When he played, Ramirez killed the league. He hit .347/.473/.587 in July. His OBP led the team, and his SLG led all Red Sox with at least 25 AB. The Sox, somewhat famously, went 11-13 in July. Lots of people want you to believe that was because Manny Ramirez is a bad guy. I’ll throw out the wildly implausible idea that the Sox went 11-13 because Ortiz played in six games and because veterans Mike Lowell and Jason Varitek has sub-600 OPSs for the month.

Four days before he was traded, Manny Ramirez just about single-handedly saved the Red Sox from getting swept by the Yankees, with doubles in the first and third innings that helped the Sox get out to a 5-0 lead in a game they had to win to stay ahead of the Yankees in the wild-card race.

In Manny Being Manipulated, Bill Simmons attempts to answer the question, Ok, so why did Manny suddenly want to be traded and, more importantly, why did the Red Sox actually oblige? Simmons’ answer: Scott Boras, Ramirez’s agent and “one of the worst human beings in America who hasn’t actually committed a crime”. According to Simmons, it all boiled down to mismatched incentives and following the money.

Manny’s contract was set to expire after the 2008 season, with Boston holding $20 million options for 2009 and 2010. Boras couldn’t earn a commission on the option years because those fees belonged to Manny’s previous agents.

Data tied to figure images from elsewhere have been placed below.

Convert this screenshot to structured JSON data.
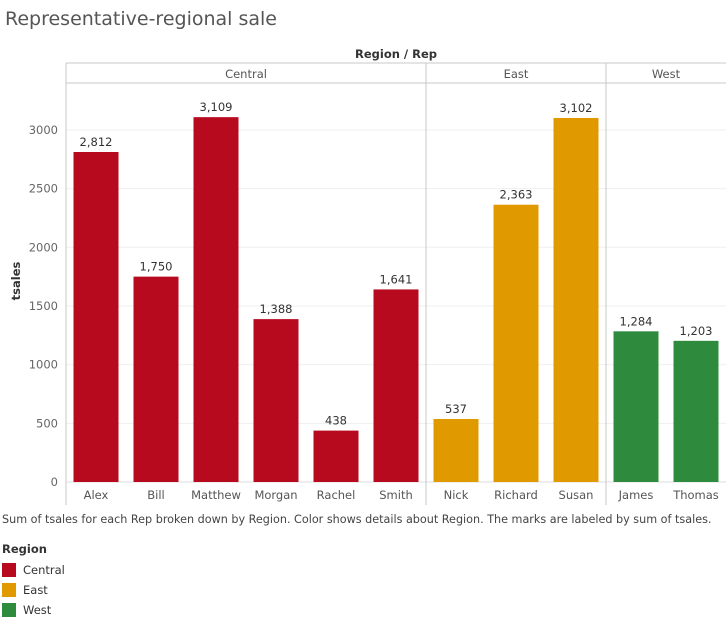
{
  "chart_data": {
    "type": "bar",
    "title": "Representative-regional sale",
    "column_header": "Region / Rep",
    "ylabel": "tsales",
    "ylim": [
      0,
      3400
    ],
    "yticks": [
      0,
      500,
      1000,
      1500,
      2000,
      2500,
      3000
    ],
    "grid": true,
    "regions": [
      {
        "name": "Central",
        "color": "#b80a1f",
        "reps": [
          {
            "name": "Alex",
            "value": 2812,
            "label": "2,812"
          },
          {
            "name": "Bill",
            "value": 1750,
            "label": "1,750"
          },
          {
            "name": "Matthew",
            "value": 3109,
            "label": "3,109"
          },
          {
            "name": "Morgan",
            "value": 1388,
            "label": "1,388"
          },
          {
            "name": "Rachel",
            "value": 438,
            "label": "438"
          },
          {
            "name": "Smith",
            "value": 1641,
            "label": "1,641"
          }
        ]
      },
      {
        "name": "East",
        "color": "#e09a00",
        "reps": [
          {
            "name": "Nick",
            "value": 537,
            "label": "537"
          },
          {
            "name": "Richard",
            "value": 2363,
            "label": "2,363"
          },
          {
            "name": "Susan",
            "value": 3102,
            "label": "3,102"
          }
        ]
      },
      {
        "name": "West",
        "color": "#2e8b3d",
        "reps": [
          {
            "name": "James",
            "value": 1284,
            "label": "1,284"
          },
          {
            "name": "Thomas",
            "value": 1203,
            "label": "1,203"
          }
        ]
      }
    ],
    "caption": "Sum of tsales for each Rep broken down by Region.  Color shows details about Region.  The marks are labeled by sum of tsales.",
    "legend": {
      "title": "Region",
      "placement": "bottom-left",
      "items": [
        {
          "label": "Central",
          "color": "#b80a1f"
        },
        {
          "label": "East",
          "color": "#e09a00"
        },
        {
          "label": "West",
          "color": "#2e8b3d"
        }
      ]
    }
  }
}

He could only get paid when he negotiated Manny’s next contract. And Scott Boras always gets paid.

Boras could only get paid for representing Ramirez if Manny signed a new contract. Which he will next year because as part of the trade, the Dodgers agreed to waive his 2009 option and allow him to become a free agent. And the Red Sox went along because they decided they’d rather have a good relationship with Scott Boras going forward instead of a weird relationship with Ramirez. As for Manny, he gets paid either way, rarely appreciated the weird pressure/adulation put on him and every other Red Sox player by Boston fans, and, I get the feeling, likes swinging a bat, no matter what team he plays for.